As I’ve occasionally come to think is the case with The Spectator, this book is perhaps best begun at the back. Otherwise it might be taken for niche history – applied historical moral philosophy, say, or an aspect of ‘the people’s war’ usually overshadowed by the manifest imperative to defeat the unparalleled evil of Nazism.
That evil, concludes Tobias Kelly, professor of political and legal anthropology at Edinburgh, has indeed ‘become the frame through which we seem to assess all evils’; but ‘the spectre of appeasement has also reared its head too often’. As a result, ‘we have been quick to get carried away with the virtue of war when confronted with wrongdoing and too ready to believe that a just measure of violence can solve the world’s problems’.

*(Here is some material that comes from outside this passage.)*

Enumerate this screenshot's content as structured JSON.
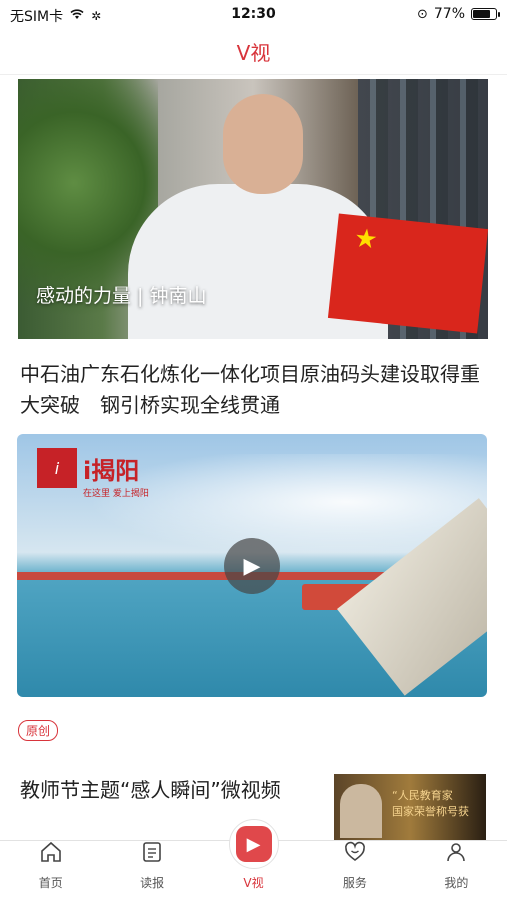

We may be too ready to believe that a just measure of violence can generally solve the world’s problems
Kelly maintains that although the conscientious objectors of the second world war could sometimes be blinkered and self-important, and that we might be tempted to think of them as unable to come to terms with a cynical and brutal world, ‘they could also become passionate and committed to the ideal that violence is not inevitable’. At their best, ‘they confronted the world head on, taking it as it was, but not resigned to its fate, imagining in both hope and sorrow that things could be otherwise’.
But was their best really good enough? I recall a long conversation about his wartime pacifism with my Anglican confessor, Father Anthony Perry SSM, in the days before I crossed the Tiber. (Once on the far bank, pacifism seemed less of an issue: as Kelly reminds us, the Pope has his Swiss Guard.) As a 19-year-old, Perry had served with the Friends’ Ambulance Unit in China, no cushy number.